I came home and Skylar laid with me for an hour.. she never cuddles but she laid with her paw on me, on my bed. She knew.. she didn't look for him when we came home. 

Rest in Peace, King- you were an amazing dog and I'll always love you.


----------



## Stosh (Jun 26, 2010)

RIP King. He was a well loved dog


----------



## 1sttimeforgsd (Jul 29, 2010)

My heart breaks for you, for I have been there several times myself. Find peace in the thought that King is now running free at the bridge. Run free sweet boy, run free. :rip:


----------



## StryderPup (May 16, 2009)

I am glad you made the decision to be with him during his last moments...my heart aches with you and mom. I lost a few tears while reading your post. RIP King...


----------



## Wolfiesmom (Apr 10, 2010)

RIP King.. My thoughts and prayers are with you and your Mom.


----------



## KZoppa (Aug 14, 2010)

RIP King. Run without pain at the bridge.


----------



## codmaster (Aug 5, 2009)

Just till you see him again "At the Bridge"!

We can all feel the pain but also the hope and their relief!

RIP King!


----------



## blehmannwa (Jan 11, 2011)

Seeing them through to the end is so hard.
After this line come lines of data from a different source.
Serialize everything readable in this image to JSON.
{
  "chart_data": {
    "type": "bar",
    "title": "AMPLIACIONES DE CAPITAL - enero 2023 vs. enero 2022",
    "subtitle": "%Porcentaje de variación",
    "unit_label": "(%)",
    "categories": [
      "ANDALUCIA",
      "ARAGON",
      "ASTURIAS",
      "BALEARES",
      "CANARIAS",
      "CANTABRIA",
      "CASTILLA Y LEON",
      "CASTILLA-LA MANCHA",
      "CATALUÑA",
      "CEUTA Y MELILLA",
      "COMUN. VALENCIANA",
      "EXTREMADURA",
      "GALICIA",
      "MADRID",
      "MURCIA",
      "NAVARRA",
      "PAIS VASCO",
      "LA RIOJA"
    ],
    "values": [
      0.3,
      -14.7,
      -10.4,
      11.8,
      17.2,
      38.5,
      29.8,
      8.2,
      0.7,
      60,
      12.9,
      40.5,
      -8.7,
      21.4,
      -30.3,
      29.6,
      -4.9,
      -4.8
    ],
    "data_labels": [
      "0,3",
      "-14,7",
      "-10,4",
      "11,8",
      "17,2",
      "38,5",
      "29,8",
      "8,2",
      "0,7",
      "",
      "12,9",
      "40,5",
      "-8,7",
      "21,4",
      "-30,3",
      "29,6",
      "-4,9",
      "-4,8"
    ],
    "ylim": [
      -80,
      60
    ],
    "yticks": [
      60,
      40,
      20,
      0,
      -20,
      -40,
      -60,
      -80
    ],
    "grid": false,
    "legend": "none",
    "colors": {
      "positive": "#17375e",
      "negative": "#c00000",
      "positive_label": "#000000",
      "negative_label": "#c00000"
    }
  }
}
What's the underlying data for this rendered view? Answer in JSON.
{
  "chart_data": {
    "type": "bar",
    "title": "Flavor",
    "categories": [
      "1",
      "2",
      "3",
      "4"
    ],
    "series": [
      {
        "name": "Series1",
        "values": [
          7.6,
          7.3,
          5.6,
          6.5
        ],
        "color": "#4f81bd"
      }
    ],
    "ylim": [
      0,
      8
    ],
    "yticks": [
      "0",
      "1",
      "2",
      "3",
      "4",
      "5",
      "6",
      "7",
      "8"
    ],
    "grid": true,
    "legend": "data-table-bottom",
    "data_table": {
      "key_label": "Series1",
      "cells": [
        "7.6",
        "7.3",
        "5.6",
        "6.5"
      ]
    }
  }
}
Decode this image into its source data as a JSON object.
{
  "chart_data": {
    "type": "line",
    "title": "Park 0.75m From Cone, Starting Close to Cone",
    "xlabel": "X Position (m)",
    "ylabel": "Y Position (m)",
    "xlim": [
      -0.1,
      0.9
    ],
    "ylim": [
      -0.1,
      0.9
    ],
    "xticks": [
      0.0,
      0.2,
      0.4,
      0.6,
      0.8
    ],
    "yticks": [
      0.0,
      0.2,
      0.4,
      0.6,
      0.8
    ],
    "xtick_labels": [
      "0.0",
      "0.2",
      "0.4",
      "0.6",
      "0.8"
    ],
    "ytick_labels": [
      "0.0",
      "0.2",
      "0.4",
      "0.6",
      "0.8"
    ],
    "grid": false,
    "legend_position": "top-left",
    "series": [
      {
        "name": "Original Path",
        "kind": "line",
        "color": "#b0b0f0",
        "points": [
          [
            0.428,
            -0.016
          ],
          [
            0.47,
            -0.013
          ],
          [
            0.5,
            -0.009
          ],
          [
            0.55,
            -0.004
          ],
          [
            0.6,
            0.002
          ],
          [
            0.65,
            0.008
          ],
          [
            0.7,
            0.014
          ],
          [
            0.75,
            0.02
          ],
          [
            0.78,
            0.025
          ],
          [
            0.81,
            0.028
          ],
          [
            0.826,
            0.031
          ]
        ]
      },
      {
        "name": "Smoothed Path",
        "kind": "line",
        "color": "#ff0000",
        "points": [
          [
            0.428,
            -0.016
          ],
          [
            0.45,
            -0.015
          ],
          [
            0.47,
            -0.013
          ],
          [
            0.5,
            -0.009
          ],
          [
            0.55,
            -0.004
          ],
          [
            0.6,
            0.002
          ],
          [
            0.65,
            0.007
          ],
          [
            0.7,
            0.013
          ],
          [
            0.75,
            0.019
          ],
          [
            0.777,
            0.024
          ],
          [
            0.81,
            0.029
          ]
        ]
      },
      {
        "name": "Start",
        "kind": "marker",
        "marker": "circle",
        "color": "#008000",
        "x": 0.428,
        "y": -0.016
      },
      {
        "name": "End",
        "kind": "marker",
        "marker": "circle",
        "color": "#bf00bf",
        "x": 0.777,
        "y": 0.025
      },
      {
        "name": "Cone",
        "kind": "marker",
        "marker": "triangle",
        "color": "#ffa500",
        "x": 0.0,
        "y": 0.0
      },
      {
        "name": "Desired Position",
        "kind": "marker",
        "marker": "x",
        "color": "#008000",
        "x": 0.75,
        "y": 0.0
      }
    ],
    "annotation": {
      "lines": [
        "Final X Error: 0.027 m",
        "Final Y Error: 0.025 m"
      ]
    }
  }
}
I'm glad that King was at peace,


----------



## GSDBESTK9 (Mar 26, 2002)

I'm very sorry for your loss.


----------



## bianca (Mar 28, 2010)

I am so very sorry :hugs: Run free sweet King.


----------



## kiya (May 3, 2010)

I'm very sorry for your loss, it's so heart breaking.


----------



## Lynn_P (Mar 17, 2004)

It's never easy to "let them go".. RIP King... hugs to you and your family.


----------



## juliejujubean (May 4, 2011)

Rest in peace sweet baby :halogsd:


----------



## mandyswinos (Nov 25, 2011)

so sorry to hear of your loss i to shed some tears i lost my gsd last year i was unable to be with mine when she went so didn't get the chance to say goodbye and that will always hurt me... r.i.p king


----------



## HollyAnn (Jun 10, 2006)

I'm right there with you. It's been less than 24 hours since my heart dog left me . . .the pain is so overwhelming. I was so blessed to have him for 11+ years. I hope my heart heals


----------



## skischool (Nov 11, 2011)

I'm so sorry for your loss. I am sure he was happy you were there for him when he needed you the most. Definately the hardest part of having a pet...


----------